Traditie is het doorgeven van het Vuur, niet het aanbidden van de as.

Gustav Mahler

Voor Jeugdtheater

Gijs van Amstel is bedoeld voor jonge mensen vanaf ongeveer 14 jaar. Mensen van wie ik vermoed dat iemand hen vroeg of laat naar een opvoering van Gijsbrecht meesleept, en die van de onverdunde, oorspronkelijke versie waarschijnlijk heel ongelukkig zouden worden.

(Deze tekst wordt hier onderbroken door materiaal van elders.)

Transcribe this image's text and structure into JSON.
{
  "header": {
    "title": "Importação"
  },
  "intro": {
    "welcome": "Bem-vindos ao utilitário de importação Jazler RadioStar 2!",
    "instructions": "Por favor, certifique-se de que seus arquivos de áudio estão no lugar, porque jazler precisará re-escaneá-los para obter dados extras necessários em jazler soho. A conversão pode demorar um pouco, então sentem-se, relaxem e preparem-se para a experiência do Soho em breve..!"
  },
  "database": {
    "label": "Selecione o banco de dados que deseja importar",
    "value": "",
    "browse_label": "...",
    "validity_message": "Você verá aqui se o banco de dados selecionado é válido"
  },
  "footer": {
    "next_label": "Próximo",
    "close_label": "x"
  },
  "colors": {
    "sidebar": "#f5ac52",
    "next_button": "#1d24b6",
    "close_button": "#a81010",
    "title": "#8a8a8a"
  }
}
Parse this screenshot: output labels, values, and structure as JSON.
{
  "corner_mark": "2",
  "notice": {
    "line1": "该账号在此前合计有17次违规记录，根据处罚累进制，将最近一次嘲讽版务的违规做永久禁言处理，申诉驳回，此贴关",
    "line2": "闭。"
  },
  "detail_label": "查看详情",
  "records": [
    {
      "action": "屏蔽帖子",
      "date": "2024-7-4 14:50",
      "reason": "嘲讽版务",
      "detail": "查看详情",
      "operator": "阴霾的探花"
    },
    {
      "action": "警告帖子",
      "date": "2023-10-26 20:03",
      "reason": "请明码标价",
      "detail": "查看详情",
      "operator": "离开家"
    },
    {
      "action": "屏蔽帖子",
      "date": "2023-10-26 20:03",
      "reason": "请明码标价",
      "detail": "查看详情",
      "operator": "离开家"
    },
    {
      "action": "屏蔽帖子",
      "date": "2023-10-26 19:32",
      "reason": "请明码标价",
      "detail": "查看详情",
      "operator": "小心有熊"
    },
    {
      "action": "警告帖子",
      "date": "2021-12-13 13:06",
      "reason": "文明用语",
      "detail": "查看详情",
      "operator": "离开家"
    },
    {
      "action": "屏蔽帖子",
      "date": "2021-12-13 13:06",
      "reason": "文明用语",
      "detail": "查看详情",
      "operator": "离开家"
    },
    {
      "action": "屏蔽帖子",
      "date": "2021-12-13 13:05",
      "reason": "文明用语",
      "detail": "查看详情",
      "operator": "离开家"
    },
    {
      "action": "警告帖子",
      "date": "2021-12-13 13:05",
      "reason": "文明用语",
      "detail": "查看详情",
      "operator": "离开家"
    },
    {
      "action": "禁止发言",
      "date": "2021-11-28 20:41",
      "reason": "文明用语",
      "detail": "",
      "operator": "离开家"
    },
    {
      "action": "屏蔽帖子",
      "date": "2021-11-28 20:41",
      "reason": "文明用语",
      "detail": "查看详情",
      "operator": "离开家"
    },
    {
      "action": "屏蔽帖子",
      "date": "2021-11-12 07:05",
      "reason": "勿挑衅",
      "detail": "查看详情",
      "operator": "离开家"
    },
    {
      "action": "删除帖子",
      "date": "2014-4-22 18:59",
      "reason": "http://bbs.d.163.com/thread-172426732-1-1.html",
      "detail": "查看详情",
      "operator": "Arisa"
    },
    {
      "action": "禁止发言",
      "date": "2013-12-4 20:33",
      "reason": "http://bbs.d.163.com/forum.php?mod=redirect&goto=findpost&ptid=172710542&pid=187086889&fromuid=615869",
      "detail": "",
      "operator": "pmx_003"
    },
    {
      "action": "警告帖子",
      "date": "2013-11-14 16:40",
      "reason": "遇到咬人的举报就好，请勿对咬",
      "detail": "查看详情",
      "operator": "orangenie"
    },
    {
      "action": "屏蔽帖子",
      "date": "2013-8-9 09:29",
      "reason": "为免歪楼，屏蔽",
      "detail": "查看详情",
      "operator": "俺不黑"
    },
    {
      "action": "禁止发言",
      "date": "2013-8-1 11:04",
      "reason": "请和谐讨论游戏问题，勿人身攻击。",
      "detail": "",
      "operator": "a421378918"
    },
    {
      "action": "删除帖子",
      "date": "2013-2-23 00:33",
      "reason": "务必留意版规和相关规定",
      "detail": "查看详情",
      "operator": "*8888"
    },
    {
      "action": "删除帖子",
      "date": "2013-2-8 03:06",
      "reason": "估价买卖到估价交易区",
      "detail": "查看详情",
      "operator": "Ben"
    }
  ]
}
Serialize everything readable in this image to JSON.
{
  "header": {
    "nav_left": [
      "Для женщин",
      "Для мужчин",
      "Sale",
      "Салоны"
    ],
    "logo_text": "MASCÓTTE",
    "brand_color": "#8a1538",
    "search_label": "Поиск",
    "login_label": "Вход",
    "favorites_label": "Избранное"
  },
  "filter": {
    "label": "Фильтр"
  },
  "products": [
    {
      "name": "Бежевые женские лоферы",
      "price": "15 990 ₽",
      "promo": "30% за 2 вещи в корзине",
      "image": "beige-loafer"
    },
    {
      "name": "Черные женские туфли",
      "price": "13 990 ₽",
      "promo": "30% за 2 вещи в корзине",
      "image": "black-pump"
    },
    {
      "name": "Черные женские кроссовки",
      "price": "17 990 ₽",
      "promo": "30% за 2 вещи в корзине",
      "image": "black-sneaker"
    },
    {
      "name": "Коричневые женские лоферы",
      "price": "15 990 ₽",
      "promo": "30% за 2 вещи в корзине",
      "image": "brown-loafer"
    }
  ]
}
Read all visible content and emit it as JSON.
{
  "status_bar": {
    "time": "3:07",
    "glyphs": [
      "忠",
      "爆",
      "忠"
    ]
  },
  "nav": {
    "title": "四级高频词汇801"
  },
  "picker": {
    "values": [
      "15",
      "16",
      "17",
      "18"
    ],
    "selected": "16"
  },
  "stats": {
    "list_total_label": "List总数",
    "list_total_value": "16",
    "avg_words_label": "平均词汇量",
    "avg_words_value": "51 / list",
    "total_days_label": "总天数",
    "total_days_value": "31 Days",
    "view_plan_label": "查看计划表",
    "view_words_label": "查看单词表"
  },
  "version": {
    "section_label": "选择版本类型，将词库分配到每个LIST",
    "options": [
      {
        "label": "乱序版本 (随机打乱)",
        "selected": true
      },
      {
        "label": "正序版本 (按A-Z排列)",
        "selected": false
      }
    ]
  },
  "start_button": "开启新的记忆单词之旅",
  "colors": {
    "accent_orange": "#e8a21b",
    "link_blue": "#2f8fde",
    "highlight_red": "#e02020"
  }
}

Ik denk dat vooral omdat jonge mensen heel kritische drama-consumenten zijn. Ze zijn opgegroeid in een tijd waarin we aan alle kanten bediend worden met schrikbarend kundig geschreven series, films, boeken en games. Vergelijk dat met de knullige en geforceerde manier waarop Vondel de plot voor Gijsbrecht heeft opgebouwd. Natuurlijk raakt het tragische lot van Gijsbrecht en Badeloch hen niet, net zo min als het mij raakt, eerlijk gezegd. Als Serieus Tragisch Verhaal is Gijsbrecht bij hen kansloos, maar er is in het theater meer te halen dan tragische loutering alleen. Het theater is ook een plaats waar je kunt nadenken, bekritiseren en lachen. Maar daarvoor is één kwaliteit essentieel: eerlijkheid.

Een Eerlijke Gijsbrecht

Mijn werk is mislukt als Gijs van Amstel opgevat als een stuk waarin de Gijsbrecht genadeloos wordt gefileerd. Dat is niet mijn bedoeling. Eerder is het stuk een persoonlijke introductie tot Vondels stuk, door iemand die er niet voor terugschrikt om zijn mening over de Gijsbrecht te ventileren.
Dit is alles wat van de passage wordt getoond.